Welcome to StatisticalExcelence! This repository is dedicated to sharing my learning journey in statistics as it applies to data science. Here, you'll find notes, code snippets, and resources that I find useful. Let's dive into the world of data together and uncover statistical insights!
Data = Facts and figures collected, measured, summarized, and analyzed for presentation and interpretation.
- Categorical data = Data grouped by a category (also known as Qualitative data)
- Nominal = data with no rank or order. Like eye color: Brown, Hazel, Brown; or Phone name: iPhone, Samsung, iPhone. With this data you can count and then calculate the % of total based on the counts. If you use a number as a category label, you cannot do arithmetic (+, -, *. /, ^) on it - you can only count.
- Ordinal = Data with rank but you don't know distance between each rank, Like: Bad, Good, Great; or *, **, ***, ****; or 1st, 2nd, 3rd. You usually count how many are in each category and then calculate the % of total. In some cases when a number is used to represent the category, you can calculate an average (mean).
- Quantitative data = Numeric data
- Interval = Data with rank and a fixed distance between each rank, but where zero is either not in the scale (like IQ or SAT scores) or zero is just a point on the scale (Like Fahrenheit temperature or Celsius temperature).

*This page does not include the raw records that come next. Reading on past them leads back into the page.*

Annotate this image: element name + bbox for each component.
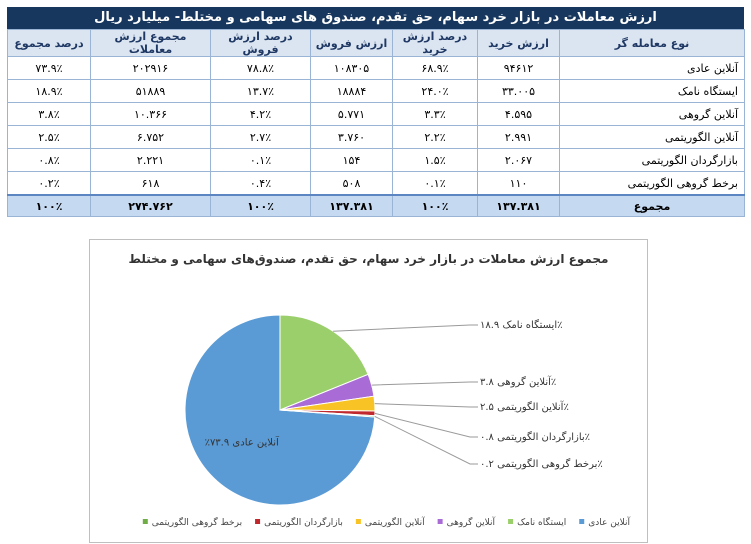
table-cell: ۷۸.۸٪ [211,57,311,80]
data-label: آنلاین الگوریتمی ۲.۵٪ [480,402,569,413]
table-cell: ۳.۳٪ [393,103,478,126]
table-cell: ۱۰۰٪ [393,195,478,217]
table-cell: ۹۴۶۱۲ [478,57,560,80]
table-cell: ۶.۷۵۲ [91,126,211,149]
table-cell: ۷۳.۹٪ [8,57,91,80]
table-cell: برخط گروهی الگوریتمی [560,172,745,196]
header-cell: درصد ارزش خرید [393,30,478,57]
leader-line [372,382,478,385]
table-cell: بازارگردان الگوریتمی [560,149,745,172]
table-cell: ۴.۲٪ [211,103,311,126]
table-cell: ۱۵۴ [311,149,393,172]
legend-swatch [255,519,260,524]
table-cell: ۰.۱٪ [211,149,311,172]
table-cell: ۵.۷۷۱ [311,103,393,126]
data-label: بازارگردان الگوریتمی ۰.۸٪ [480,432,591,443]
header-cell: ارزش فروش [311,30,393,57]
table-row [8,172,745,196]
table-cell: ۱۰.۳۶۶ [91,103,211,126]
table-cell: ۲۴.۰٪ [393,80,478,103]
table-row [8,149,745,172]
table-cell: ۲.۹۹۱ [478,126,560,149]
header-cell: مجموع ارزش معاملات [91,30,211,57]
legend-label: آنلاین الگوریتمی [364,518,425,528]
table-cell: ۱۰۸۳۰۵ [311,57,393,80]
pie-chart [90,240,647,542]
data-table-panel [7,7,744,217]
header-cell: ارزش خرید [478,30,560,57]
table-cell: ۱۰۰٪ [8,195,91,217]
table-cell: ۱۳۷.۳۸۱ [311,195,393,217]
data-label: برخط گروهی الگوریتمی ۰.۲٪ [480,459,603,470]
header-cell: درصد ارزش فروش [211,30,311,57]
trade-value-table [7,29,745,217]
leader-line [375,416,478,464]
data-label: ایستگاه نامک ۱۸.۹٪ [480,320,563,331]
legend-label: ایستگاه نامک [517,518,567,528]
table-cell: ۲۰۲۹۱۶ [91,57,211,80]
table-total-row [8,195,745,217]
table-cell: ۰.۸٪ [8,149,91,172]
table-row [8,103,745,126]
table-cell: ۳.۷۶۰ [311,126,393,149]
table-cell: ۳.۸٪ [8,103,91,126]
table-cell: ۲.۷٪ [211,126,311,149]
table-cell: ۰.۴٪ [211,172,311,196]
table-title: ارزش معاملات در بازار خرد سهام، حق تقدم، صندوق های سهامی و مختلط- میلیارد ریال [7,7,744,29]
table-header-row [8,30,745,57]
table-cell: ۱۸۸۸۴ [311,80,393,103]
leader-line [375,413,478,437]
legend-swatch [508,519,513,524]
table-cell: ۵۰۸ [311,172,393,196]
table-cell: ۰.۲٪ [8,172,91,196]
table-row [8,57,745,80]
chart-title: مجموع ارزش معاملات در بازار خرد سهام، حق تقدم، صندوق‌های سهامی و مختلط [128,252,609,266]
leader-line [375,404,478,407]
legend-label: آنلاین گروهی [446,518,496,528]
table-cell: ۶۱۸ [91,172,211,196]
table-cell: ۲۷۴.۷۶۲ [91,195,211,217]
table-row [8,80,745,103]
data-label: آنلاین گروهی ۳.۸٪ [480,377,557,388]
legend-label: بازارگردان الگوریتمی [264,518,343,528]
legend-label: آنلاین عادی [588,518,630,528]
legend-swatch [438,519,443,524]
table-cell: ۱۸.۹٪ [8,80,91,103]
leader-line [333,325,478,331]
table-cell: ۲.۵٪ [8,126,91,149]
table-cell: ۶۸.۹٪ [393,57,478,80]
header-cell: نوع معامله گر [560,30,745,57]
table-cell: آنلاین عادی [560,57,745,80]
table-cell: ۳۳.۰۰۵ [478,80,560,103]
table-row [8,126,745,149]
table-cell: ۱۳.۷٪ [211,80,311,103]
data-label: آنلاین عادی ۷۳.۹٪ [204,437,279,449]
table-cell: ۱۰۰٪ [211,195,311,217]
table-cell: آنلاین الگوریتمی [560,126,745,149]
legend-swatch [356,519,361,524]
header-cell: درصد مجموع [8,30,91,57]
table-cell: ۲.۲٪ [393,126,478,149]
pie-chart-panel [89,239,648,543]
legend-swatch [579,519,584,524]
table-cell: ایستگاه نامک [560,80,745,103]
table-cell: ۱.۵٪ [393,149,478,172]
table-cell: ۵۱۸۸۹ [91,80,211,103]
legend-swatch [143,519,148,524]
table-cell: ۴.۵۹۵ [478,103,560,126]
legend-label: برخط گروهی الگوریتمی [151,518,243,528]
table-cell: ۲.۲۲۱ [91,149,211,172]
table-cell: ۱۱۰ [478,172,560,196]
table-cell: آنلاین گروهی [560,103,745,126]
table-cell: ۱۳۷.۳۸۱ [478,195,560,217]
table-cell: ۰.۱٪ [393,172,478,196]
table-cell: ۲.۰۶۷ [478,149,560,172]
table-cell: مجموع [560,195,745,217]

Calculations like counting, % of count total, differences, averages and differences are OK, but ratios between two numbers is not OK.

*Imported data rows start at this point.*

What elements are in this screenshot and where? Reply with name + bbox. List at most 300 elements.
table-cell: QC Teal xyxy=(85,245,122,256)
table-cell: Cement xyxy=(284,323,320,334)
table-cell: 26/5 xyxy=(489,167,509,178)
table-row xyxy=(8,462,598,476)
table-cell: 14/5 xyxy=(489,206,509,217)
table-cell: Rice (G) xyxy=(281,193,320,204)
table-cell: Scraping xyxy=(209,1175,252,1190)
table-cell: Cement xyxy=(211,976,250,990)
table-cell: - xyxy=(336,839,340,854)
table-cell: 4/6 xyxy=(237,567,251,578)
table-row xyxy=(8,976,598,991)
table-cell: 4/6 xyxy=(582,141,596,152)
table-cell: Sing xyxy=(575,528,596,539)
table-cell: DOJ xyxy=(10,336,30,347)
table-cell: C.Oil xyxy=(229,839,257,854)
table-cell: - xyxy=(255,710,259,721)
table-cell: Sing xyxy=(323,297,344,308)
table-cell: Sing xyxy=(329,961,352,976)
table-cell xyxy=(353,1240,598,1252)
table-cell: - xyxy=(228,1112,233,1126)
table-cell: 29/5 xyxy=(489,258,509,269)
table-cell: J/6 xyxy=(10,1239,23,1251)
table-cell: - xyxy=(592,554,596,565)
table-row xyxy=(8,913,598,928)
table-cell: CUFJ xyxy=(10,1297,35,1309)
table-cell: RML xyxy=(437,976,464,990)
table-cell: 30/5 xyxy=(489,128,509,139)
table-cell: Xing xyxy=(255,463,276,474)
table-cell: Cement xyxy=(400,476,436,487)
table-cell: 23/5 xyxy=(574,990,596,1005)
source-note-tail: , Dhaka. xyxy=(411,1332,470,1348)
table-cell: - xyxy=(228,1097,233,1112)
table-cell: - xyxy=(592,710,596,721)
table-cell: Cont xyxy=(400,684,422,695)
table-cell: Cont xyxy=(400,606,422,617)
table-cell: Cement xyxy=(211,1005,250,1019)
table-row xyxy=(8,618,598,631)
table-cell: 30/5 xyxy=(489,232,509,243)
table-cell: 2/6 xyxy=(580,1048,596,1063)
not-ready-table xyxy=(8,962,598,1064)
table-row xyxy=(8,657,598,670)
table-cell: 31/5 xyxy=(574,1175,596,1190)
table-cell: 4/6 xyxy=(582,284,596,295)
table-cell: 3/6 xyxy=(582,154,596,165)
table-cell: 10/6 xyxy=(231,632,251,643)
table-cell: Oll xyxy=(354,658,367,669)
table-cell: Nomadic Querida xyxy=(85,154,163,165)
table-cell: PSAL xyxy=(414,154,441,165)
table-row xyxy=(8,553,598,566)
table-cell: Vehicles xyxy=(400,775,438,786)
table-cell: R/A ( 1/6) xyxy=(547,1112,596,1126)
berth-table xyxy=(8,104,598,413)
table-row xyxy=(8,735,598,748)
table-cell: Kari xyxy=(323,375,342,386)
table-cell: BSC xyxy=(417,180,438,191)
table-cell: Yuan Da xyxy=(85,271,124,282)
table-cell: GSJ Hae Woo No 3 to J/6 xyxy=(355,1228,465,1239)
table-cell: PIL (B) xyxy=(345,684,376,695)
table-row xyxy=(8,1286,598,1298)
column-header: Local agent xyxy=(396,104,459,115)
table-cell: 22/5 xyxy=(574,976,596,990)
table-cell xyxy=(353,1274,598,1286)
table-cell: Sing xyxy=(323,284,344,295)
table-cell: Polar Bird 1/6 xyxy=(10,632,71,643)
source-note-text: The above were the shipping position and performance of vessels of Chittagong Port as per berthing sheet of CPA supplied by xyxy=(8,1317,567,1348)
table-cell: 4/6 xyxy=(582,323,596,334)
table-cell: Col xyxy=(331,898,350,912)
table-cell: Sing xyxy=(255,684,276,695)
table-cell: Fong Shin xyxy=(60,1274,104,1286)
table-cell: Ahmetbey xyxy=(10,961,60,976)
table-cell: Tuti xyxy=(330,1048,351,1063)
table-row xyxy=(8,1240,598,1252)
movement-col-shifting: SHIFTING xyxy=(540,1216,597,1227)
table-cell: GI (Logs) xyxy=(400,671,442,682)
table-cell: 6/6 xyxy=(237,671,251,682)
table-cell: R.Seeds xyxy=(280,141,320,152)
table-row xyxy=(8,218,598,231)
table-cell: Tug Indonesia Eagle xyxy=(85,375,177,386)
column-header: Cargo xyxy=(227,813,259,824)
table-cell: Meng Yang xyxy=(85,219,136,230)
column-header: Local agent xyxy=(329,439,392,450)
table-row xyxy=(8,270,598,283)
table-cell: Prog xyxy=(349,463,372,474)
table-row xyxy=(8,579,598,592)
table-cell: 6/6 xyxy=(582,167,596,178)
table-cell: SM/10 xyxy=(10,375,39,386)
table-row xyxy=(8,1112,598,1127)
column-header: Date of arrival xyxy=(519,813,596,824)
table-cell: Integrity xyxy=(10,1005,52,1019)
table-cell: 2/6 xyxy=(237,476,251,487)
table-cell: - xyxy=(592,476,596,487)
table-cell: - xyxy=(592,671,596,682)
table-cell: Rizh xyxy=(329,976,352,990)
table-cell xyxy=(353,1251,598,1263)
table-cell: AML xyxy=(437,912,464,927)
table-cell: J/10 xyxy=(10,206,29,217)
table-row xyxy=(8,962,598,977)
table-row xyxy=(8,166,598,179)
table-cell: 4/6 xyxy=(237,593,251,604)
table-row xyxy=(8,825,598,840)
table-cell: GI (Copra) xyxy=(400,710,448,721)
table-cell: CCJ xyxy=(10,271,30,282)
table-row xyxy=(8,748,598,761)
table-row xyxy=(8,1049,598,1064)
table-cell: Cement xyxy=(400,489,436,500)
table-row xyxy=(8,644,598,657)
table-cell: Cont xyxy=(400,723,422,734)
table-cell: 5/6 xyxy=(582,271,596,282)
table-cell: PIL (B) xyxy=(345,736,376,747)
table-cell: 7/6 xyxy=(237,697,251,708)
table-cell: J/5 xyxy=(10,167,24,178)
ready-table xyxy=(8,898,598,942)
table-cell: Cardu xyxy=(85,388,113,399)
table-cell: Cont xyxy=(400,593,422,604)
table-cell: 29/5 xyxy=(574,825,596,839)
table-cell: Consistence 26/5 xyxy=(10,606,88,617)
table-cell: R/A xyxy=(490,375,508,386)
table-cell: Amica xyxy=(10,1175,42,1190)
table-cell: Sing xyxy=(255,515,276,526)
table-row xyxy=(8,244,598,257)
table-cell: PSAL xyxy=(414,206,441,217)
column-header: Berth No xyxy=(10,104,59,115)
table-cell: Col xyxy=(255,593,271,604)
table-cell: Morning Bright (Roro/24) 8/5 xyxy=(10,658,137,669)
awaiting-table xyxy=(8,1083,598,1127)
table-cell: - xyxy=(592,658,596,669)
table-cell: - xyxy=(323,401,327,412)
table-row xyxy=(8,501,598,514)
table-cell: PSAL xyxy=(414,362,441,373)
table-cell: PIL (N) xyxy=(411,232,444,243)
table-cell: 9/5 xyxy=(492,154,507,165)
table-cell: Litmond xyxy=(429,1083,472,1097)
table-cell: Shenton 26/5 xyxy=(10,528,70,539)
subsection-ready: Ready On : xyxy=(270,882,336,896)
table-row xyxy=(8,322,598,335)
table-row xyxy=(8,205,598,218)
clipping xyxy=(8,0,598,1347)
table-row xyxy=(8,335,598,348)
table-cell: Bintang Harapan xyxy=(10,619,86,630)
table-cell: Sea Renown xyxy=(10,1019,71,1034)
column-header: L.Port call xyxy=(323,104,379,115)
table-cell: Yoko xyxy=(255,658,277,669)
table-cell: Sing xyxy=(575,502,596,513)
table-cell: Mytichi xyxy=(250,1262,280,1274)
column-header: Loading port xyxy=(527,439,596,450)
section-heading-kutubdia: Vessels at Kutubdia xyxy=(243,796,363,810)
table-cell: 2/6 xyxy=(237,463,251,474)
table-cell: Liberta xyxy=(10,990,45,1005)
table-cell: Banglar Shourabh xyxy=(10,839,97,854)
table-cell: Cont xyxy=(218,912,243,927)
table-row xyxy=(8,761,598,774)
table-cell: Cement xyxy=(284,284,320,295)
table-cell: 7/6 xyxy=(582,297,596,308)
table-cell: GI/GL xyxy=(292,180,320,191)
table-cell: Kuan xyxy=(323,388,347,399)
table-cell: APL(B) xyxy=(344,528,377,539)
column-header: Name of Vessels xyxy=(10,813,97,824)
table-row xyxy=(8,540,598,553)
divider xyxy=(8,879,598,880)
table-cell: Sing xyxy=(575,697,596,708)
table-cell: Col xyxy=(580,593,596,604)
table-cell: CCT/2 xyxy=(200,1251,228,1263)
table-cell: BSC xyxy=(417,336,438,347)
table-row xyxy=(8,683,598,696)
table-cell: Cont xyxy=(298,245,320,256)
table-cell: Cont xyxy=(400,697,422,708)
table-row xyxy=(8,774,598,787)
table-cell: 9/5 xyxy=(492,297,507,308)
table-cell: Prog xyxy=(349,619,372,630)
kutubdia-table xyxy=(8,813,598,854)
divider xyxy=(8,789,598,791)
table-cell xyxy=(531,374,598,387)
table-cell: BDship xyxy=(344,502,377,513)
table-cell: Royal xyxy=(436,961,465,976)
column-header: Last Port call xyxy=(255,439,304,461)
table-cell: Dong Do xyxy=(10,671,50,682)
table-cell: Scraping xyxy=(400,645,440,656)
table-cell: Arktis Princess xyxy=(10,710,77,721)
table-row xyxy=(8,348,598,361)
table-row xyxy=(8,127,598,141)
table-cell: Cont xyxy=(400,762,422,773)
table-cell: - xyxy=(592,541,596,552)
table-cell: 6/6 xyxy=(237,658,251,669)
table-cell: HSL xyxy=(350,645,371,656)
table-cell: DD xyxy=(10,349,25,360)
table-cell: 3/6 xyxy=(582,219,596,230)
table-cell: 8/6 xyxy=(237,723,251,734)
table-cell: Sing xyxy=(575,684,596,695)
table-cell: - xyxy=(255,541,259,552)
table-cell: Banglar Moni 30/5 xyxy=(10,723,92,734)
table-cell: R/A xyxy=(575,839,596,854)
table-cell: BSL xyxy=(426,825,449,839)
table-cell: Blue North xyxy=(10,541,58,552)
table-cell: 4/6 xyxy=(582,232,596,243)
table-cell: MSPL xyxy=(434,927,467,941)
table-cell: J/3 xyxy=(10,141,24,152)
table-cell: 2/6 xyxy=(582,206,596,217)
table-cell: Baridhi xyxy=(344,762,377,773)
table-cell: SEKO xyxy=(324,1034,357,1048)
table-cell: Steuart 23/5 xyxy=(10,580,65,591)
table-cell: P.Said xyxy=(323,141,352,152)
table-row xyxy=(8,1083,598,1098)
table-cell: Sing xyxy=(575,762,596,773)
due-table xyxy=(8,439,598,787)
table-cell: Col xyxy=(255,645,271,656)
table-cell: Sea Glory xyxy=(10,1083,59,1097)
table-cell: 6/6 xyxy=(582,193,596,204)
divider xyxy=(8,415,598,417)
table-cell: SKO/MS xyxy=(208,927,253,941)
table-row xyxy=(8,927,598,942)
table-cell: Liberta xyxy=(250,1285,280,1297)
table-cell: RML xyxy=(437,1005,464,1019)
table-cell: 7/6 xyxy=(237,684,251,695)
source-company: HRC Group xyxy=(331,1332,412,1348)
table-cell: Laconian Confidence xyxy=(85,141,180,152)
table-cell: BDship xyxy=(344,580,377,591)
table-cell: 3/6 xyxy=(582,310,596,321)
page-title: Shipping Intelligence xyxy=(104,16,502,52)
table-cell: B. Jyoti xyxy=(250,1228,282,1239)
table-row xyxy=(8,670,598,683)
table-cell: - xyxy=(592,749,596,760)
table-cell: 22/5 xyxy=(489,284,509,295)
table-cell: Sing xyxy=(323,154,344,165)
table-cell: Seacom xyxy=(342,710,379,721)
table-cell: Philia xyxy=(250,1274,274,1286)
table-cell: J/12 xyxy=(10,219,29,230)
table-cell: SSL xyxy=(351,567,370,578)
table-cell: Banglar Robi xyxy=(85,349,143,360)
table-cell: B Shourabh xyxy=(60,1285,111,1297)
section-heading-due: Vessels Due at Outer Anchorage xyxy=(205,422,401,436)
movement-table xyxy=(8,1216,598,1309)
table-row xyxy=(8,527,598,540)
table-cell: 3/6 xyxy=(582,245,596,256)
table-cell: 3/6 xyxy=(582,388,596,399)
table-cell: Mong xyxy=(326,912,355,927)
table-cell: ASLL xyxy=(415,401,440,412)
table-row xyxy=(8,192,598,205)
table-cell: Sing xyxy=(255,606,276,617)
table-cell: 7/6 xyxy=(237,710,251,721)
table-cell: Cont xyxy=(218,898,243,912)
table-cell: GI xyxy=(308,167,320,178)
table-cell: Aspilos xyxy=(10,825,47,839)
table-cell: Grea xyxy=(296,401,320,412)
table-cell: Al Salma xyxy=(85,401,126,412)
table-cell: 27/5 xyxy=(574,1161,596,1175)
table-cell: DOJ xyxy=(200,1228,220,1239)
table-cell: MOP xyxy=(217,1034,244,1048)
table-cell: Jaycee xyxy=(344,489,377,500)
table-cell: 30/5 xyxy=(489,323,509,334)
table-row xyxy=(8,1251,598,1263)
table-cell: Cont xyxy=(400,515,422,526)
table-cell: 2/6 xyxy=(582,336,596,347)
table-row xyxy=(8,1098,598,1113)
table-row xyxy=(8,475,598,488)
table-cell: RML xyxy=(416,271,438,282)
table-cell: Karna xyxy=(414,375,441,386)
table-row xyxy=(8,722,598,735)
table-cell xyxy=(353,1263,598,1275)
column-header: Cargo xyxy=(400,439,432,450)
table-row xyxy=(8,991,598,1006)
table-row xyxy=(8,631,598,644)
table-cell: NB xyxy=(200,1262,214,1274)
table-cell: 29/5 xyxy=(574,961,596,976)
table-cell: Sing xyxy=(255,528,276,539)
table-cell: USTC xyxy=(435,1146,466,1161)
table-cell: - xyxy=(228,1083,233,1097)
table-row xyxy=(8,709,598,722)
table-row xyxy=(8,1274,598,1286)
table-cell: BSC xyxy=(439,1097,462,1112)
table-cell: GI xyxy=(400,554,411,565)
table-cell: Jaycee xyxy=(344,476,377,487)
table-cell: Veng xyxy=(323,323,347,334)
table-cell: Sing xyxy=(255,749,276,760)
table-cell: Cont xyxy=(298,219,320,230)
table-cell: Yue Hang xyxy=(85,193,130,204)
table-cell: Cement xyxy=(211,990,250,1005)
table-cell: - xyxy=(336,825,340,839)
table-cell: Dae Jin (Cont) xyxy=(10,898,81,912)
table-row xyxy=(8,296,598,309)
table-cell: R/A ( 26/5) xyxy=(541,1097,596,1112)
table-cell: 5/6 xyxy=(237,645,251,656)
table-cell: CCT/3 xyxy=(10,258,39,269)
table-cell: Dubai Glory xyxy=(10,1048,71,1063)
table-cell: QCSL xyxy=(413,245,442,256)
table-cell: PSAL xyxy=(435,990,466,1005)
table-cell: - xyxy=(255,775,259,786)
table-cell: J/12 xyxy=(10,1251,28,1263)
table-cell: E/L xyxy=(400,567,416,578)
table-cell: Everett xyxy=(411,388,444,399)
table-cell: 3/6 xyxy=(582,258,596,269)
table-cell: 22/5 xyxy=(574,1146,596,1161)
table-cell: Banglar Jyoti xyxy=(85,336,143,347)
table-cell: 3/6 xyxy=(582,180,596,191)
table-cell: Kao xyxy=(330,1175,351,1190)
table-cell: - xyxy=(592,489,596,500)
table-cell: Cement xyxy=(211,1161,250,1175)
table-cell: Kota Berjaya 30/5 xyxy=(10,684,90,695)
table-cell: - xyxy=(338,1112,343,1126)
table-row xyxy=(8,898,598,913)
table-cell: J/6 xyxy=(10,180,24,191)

- Ratio = Data with rank and a fixed distance between each rank and zero means nothing exists. Like money, weight, height, time, Kelvin temperature. All are scales where zero means nothing exists. Calculations like counting, % of count total, differences and ratios are OK.

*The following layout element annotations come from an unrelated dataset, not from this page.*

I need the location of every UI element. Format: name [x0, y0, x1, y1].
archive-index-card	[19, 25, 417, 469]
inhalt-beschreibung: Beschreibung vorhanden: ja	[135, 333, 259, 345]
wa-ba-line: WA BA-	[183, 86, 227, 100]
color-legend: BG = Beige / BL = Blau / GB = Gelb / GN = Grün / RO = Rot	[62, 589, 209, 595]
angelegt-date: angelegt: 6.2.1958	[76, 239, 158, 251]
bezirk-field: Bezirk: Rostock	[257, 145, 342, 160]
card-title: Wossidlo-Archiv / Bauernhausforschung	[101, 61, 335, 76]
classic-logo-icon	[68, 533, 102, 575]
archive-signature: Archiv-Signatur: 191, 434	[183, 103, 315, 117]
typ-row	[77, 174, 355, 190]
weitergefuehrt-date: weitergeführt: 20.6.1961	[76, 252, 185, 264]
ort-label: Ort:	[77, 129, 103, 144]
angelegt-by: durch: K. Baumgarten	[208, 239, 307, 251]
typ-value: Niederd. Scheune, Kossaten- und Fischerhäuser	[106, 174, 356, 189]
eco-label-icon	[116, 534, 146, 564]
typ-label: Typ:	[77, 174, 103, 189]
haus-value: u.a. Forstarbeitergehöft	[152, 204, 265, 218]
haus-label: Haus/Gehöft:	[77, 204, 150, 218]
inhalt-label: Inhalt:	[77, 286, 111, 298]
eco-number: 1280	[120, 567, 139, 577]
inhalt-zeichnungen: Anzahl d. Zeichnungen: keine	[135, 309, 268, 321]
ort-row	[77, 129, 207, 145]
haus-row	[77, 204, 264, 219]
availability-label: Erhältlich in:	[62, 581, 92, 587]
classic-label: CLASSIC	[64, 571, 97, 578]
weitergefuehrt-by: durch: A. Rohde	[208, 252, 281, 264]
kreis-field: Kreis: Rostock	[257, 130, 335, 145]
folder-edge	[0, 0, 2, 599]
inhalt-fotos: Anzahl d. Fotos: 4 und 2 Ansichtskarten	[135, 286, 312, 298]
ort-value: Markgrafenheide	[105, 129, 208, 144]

- Discrete numbers are counting numbers & have gaps between each successive number, like 1, 2, 3…, or 1.2, 1.3, 1.4…. Answer the question HOW MANY?
- Continuous numbers can occupy any value over a continuous range and depend on the measuring instrument. Like: time, weight, temperature, money ($ don't seem continuous, but many statisticians treat it as such). Answer the question HOW MUCH?
Example:
- Other types of data=
- Cross-sectional data = Data collected at the same or nearly the same point in time. Ex: This cross-sectional data was collected on 11/5/2021
- Time-series data = Data collected over time. Ex: This data was collected for Amazon over a 5-day period
Numerical facts like: Percentages, averages, probability…
Examples:
• 5% of the people who took the CPA exam earned a score of 90 or above.
• The average cost for a Toyota Camry last year was $23,000.
• The probability that you will get a six when you roll a die is 1/6 or 0.167.
Def: “Statistics is the art and science of collecting, analysing, presenting and interpreting data to help make informed decisions.”
Definition for data analysis: Raw Data => Use Statistical Methods => Useful information for Decision Makers
Raw Data that is summarized and presented
• Tabular: Table of information
• Graphical: Charts and Graphs
• Numerical: Like an average (mean) or proportion
• The process of using data obtained from a sample to make estimates and test hypotheses about the characteristics/attribute of a population.
• Take a sample from the population and draw reasonable conclusions that can help to estimate the unknown future.
Population: The set of all elements of interest in a particular study (In many situations it is too costly to get data from all the elements in the population) Example => Census: Collecting data for a population
Sample: A subset of the population. Example => Sample survey: Collecting data for a sample
Why Tabular and Graphical? Because it is hard to see patterns and trends when you are looking at Raw Data! Our Goal is to create useful information from the raw data so that we can see patterns and trends. This will help in Decision Making.